To allow later seasons to yield the longed-for abundant crop.

And THAT, sweet Child, is why we had to say goodbye when things were so good – believing that God is preparing an even more abundant harvest than we could ask or imagine. But it required faith-following.

I don’t know what tomorrow will hold, let alone a year or ten from now. But I believe in the God who holds my future.

Praying for you,



Home Again, Home Again Jiggity Jig

Dear Child of Mine,

I’ve been yearning for you a lot lately; more than usual. Perhaps it’s because so many parts of our life seem to be eager for your presence. Our desire is changing from we really want a child to something is missing. There is a new void in my heart that I can’t quite describe.

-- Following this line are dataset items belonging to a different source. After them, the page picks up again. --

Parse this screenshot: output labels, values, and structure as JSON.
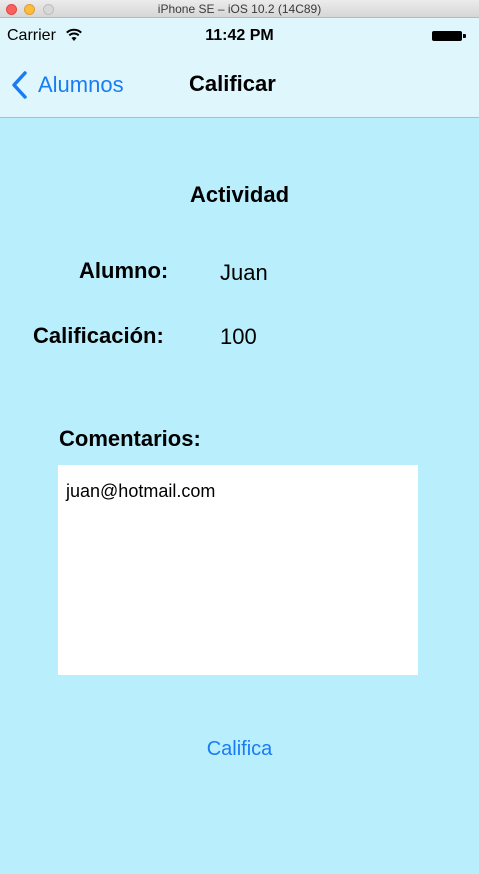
{
  "window": {
    "title": "iPhone SE – iOS 10.2 (14C89)"
  },
  "status_bar": {
    "carrier": "Carrier",
    "time": "11:42 PM"
  },
  "nav": {
    "back_label": "Alumnos",
    "title": "Calificar"
  },
  "content": {
    "heading": "Actividad",
    "student_label": "Alumno:",
    "student_value": "Juan",
    "grade_label": "Calificación:",
    "grade_value": "100",
    "comments_label": "Comentarios:",
    "comments_value": "juan@hotmail.com",
    "submit_label": "Califica"
  },
  "colors": {
    "background": "#b9effc",
    "nav_background": "#dff7fc",
    "accent": "#1a7cf4"
  }
}
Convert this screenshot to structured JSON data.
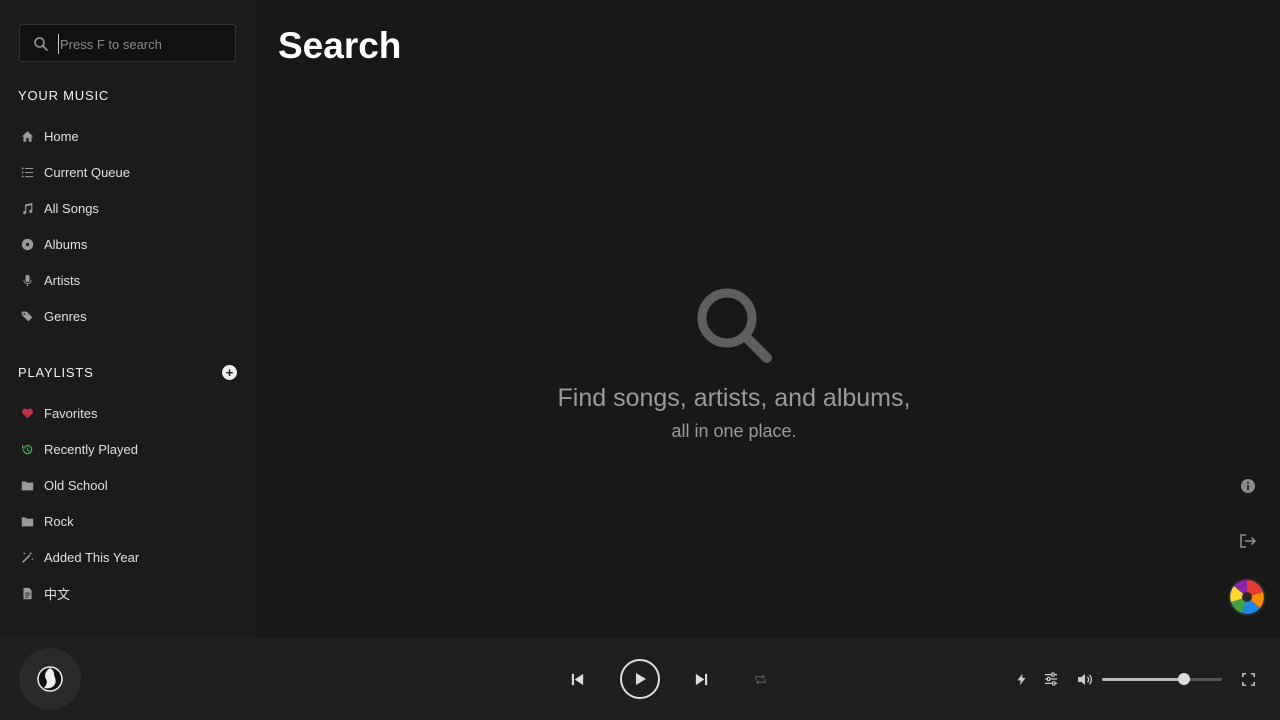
{
  "search": {
    "placeholder": "Press F to search"
  },
  "sidebar": {
    "music_title": "YOUR MUSIC",
    "music_items": [
      {
        "label": "Home",
        "icon": "home-icon"
      },
      {
        "label": "Current Queue",
        "icon": "queue-icon"
      },
      {
        "label": "All Songs",
        "icon": "music-note-icon"
      },
      {
        "label": "Albums",
        "icon": "disc-icon"
      },
      {
        "label": "Artists",
        "icon": "microphone-icon"
      },
      {
        "label": "Genres",
        "icon": "tags-icon"
      }
    ],
    "playlists_title": "PLAYLISTS",
    "playlists": [
      {
        "label": "Favorites",
        "icon": "heart-icon"
      },
      {
        "label": "Recently Played",
        "icon": "history-icon"
      },
      {
        "label": "Old School",
        "icon": "folder-icon"
      },
      {
        "label": "Rock",
        "icon": "folder-icon"
      },
      {
        "label": "Added This Year",
        "icon": "magic-wand-icon"
      },
      {
        "label": "中文",
        "icon": "file-icon"
      }
    ]
  },
  "main": {
    "title": "Search",
    "empty_line1": "Find songs, artists, and albums,",
    "empty_line2": "all in one place."
  },
  "player": {
    "volume": 0.68
  },
  "colors": {
    "background": "#181818",
    "sidebar": "#1b1b1b",
    "footer": "#1f1f1f",
    "favorite": "#c0304a",
    "recent": "#4caf50"
  }
}
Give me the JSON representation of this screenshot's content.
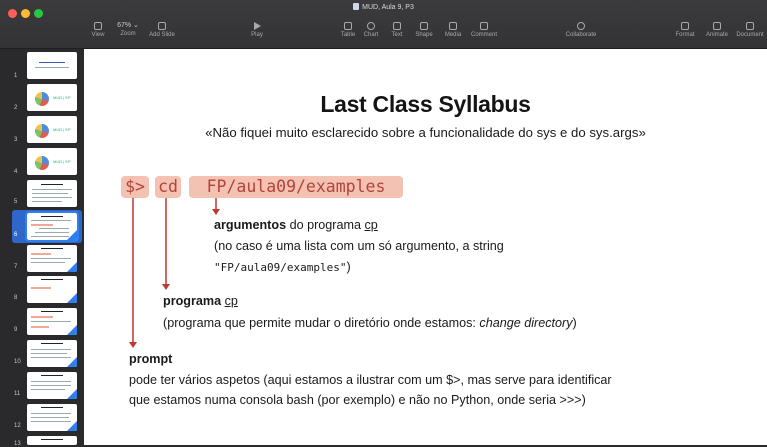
{
  "window": {
    "title": "MUD, Aula 9, P3"
  },
  "toolbar": {
    "view_label": "View",
    "zoom_value": "67% ⌄",
    "zoom_label": "Zoom",
    "add_slide_label": "Add Slide",
    "play_label": "Play",
    "table_label": "Table",
    "chart_label": "Chart",
    "text_label": "Text",
    "shape_label": "Shape",
    "media_label": "Media",
    "comment_label": "Comment",
    "collaborate_label": "Collaborate",
    "format_label": "Format",
    "animate_label": "Animate",
    "document_label": "Document"
  },
  "navigator": {
    "slide_numbers": [
      "1",
      "2",
      "3",
      "4",
      "5",
      "6",
      "7",
      "8",
      "9",
      "10",
      "11",
      "12",
      "13"
    ],
    "selected_slide": "6",
    "thumb_text": "MUD | EP"
  },
  "slide": {
    "title": "Last Class Syllabus",
    "subtitle": "«Não fiquei muito esclarecido sobre a funcionalidade do sys e do sys.args»",
    "command_prompt": "$>",
    "command_program": "cd",
    "command_argument": "FP/aula09/examples",
    "argumentos_bold": "argumentos",
    "argumentos_mid": " do programa ",
    "argumentos_cp": "cp",
    "argumentos_line2": "(no caso é uma lista com um só argumento, a string",
    "argumentos_line3_string": "\"FP/aula09/examples\"",
    "argumentos_line3_end": ")",
    "programa_bold": "programa",
    "programa_cp": "cp",
    "programa_line2_start": "(programa que permite mudar o diretório onde estamos: ",
    "programa_line2_italic": "change directory",
    "programa_line2_end": ")",
    "prompt_bold": "prompt",
    "prompt_line2": "pode ter vários aspetos (aqui estamos a ilustrar com um $>, mas serve para identificar",
    "prompt_line3": "que estamos numa consola bash (por exemplo) e não no Python, onde seria >>>)"
  },
  "colors": {
    "highlight": "#f4c2b3",
    "command_text": "#b2443a",
    "pointer": "#c0392b",
    "selection": "#2f7ff0"
  }
}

It’s been three weeks since we moved (back) into the parsonage and I have to say it seemed like our surroundings whispered, “Welcome home.” I wasn’t sure how I would feel dwelling in the space we occupied during the first three years of marriage. It seemed so long ago, another lifetime. But this house is our home. It feels right, like pulling on the glove sized perfectly for your fingers.

Seeing the empty rooms, though, reminds me in a very loud way of your absence. Barrenness was easier to ignore when we lived in a studio apartment, but now its presence is around every corner. I’m hurting maybe more than I was, but also more hopeful. This seems like the right place to have you join us, with space to play, a church to love you, and family nearby.

I’m not certain of our next steps. We haven’t found a new doctor yet because we’re waiting for our insurance to be official and I still need to call our R.E. in Rochester for a good referral. Even if all of those pieces line up perfectly, you may not come to us in the form of a biological child. Maybe it’s time to start the arduous steps of adoption.

Either way, you’ll be loved, welcomed with arms wide open and received with tight hugs.

Come quickly, Child. There’s room for you.